Une réforme du schéma de mise en valeur de la mer a été adoptée en première lecture au Sénat. Un groupe de travail réunissant le Gouvernement et les parlementaires a ensuite permis de simplifier le dispositif. L’amendement 335, rectifié à l’instant, confirme donc le rapprochement entre les SCOT et les SMVM. Les collectivités territoriales peuvent engager un SMVM et l’élaborer conjointement avec le SCOT. Le SMVM sera adopté avec l’accord du préfet.
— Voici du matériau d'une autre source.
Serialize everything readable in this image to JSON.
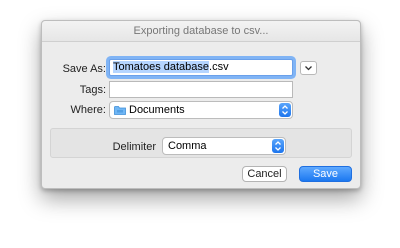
{
  "dialog": {
    "title": "Exporting database to csv...",
    "save_as": {
      "label": "Save As:",
      "selected_text": "Tomatoes database",
      "extension": ".csv"
    },
    "tags": {
      "label": "Tags:",
      "value": ""
    },
    "where": {
      "label": "Where:",
      "value": "Documents",
      "icon": "folder-icon"
    },
    "delimiter": {
      "label": "Delimiter",
      "value": "Comma"
    },
    "buttons": {
      "cancel": "Cancel",
      "save": "Save"
    },
    "colors": {
      "accent": "#1c78f0",
      "selection": "#b5d5ff",
      "focus_ring": "#80b4f5"
    }
  }
}
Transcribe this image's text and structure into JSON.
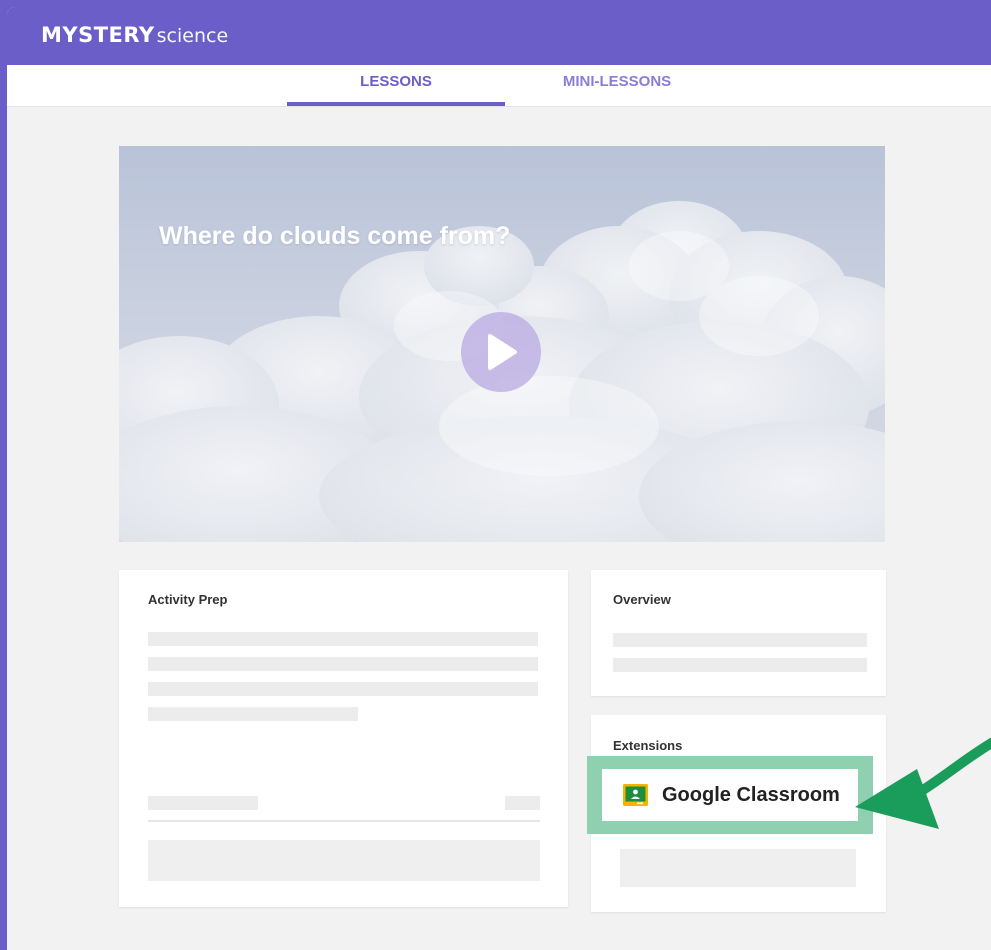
{
  "brand": {
    "logo_bold": "MYSTERY",
    "logo_light": "science",
    "color": "#6b5ec9"
  },
  "tabs": [
    {
      "label": "LESSONS",
      "active": true
    },
    {
      "label": "MINI-LESSONS",
      "active": false
    }
  ],
  "video": {
    "title": "Where do clouds come from?",
    "play_icon": "play-icon"
  },
  "activity_prep": {
    "title": "Activity Prep"
  },
  "overview": {
    "title": "Overview"
  },
  "extensions": {
    "title": "Extensions",
    "google_classroom": {
      "label": "Google Classroom",
      "icon": "google-classroom-icon",
      "highlight_color": "#8fd0b0"
    }
  },
  "annotation": {
    "arrow_color": "#1a9c5b",
    "arrow_icon": "arrow-icon"
  }
}
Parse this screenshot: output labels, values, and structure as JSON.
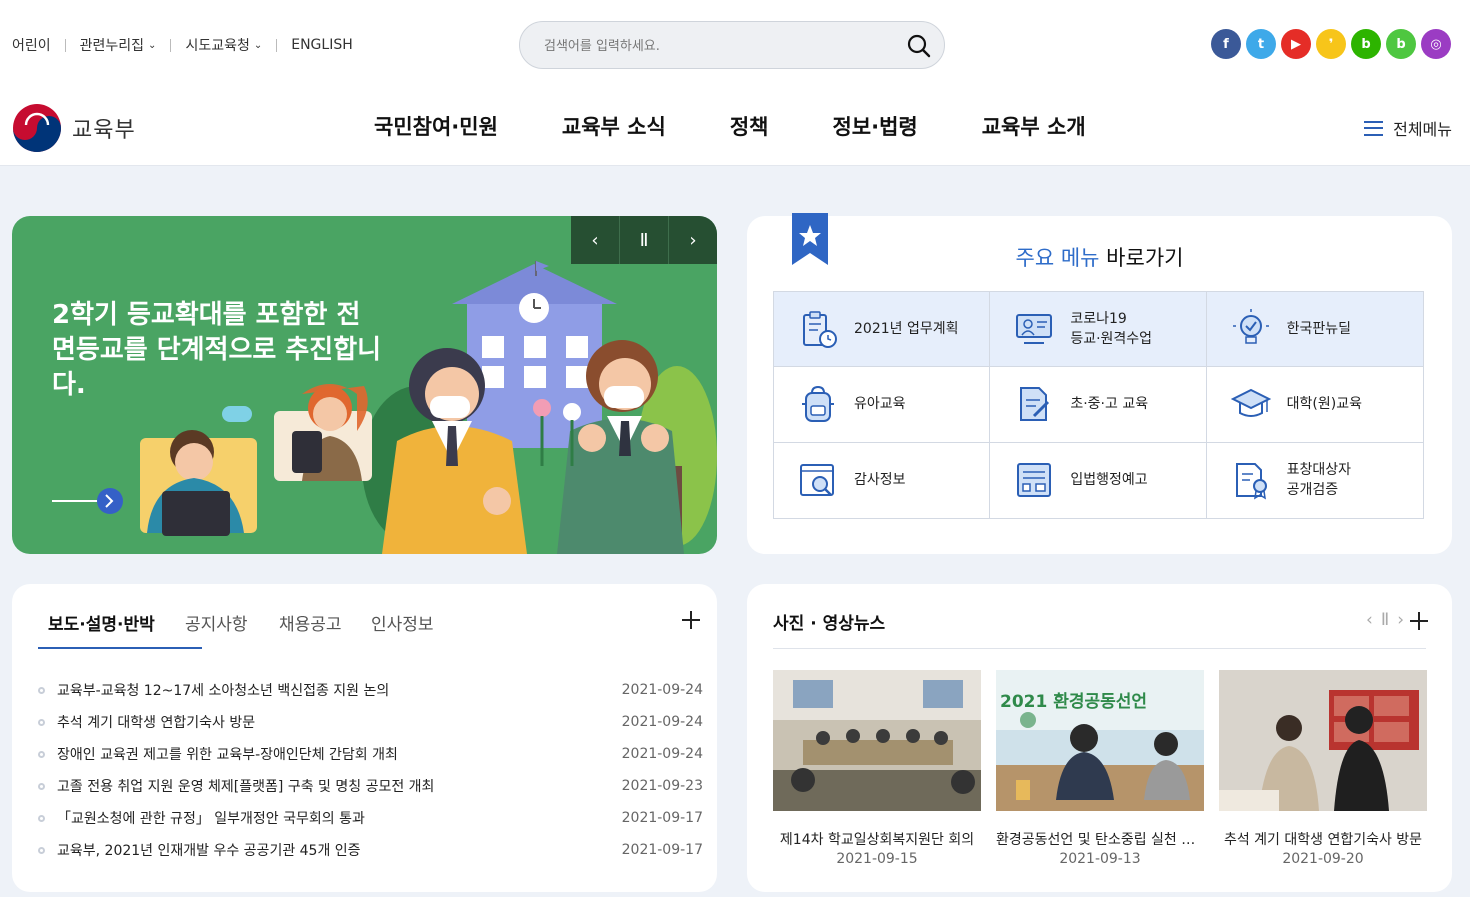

Si les enjeux dépassaient le périmètre d’un SCOT, l’Etat conserverait la possibilité d’engager un SMVM, mais selon une procédure radicalement simplifiée, conduite par le préfet en étroite collaboration avec les collectivités territoriales. L’amendement met par ailleurs les SMVM en cohérence avec la procédure d’approbation du SCOT. Il prévoit enfin que seuls les SMVM dont la procédure d’approbation est engagée, la mise à disposition du public étant déjà réalisée, restent régis par la procédure actuellement en vigueur. A l’heure où sont reconnus les enjeux multiples de notre littoral, il importe de disposer d’outils propices à une gestion intégrée et durable des zones côtières.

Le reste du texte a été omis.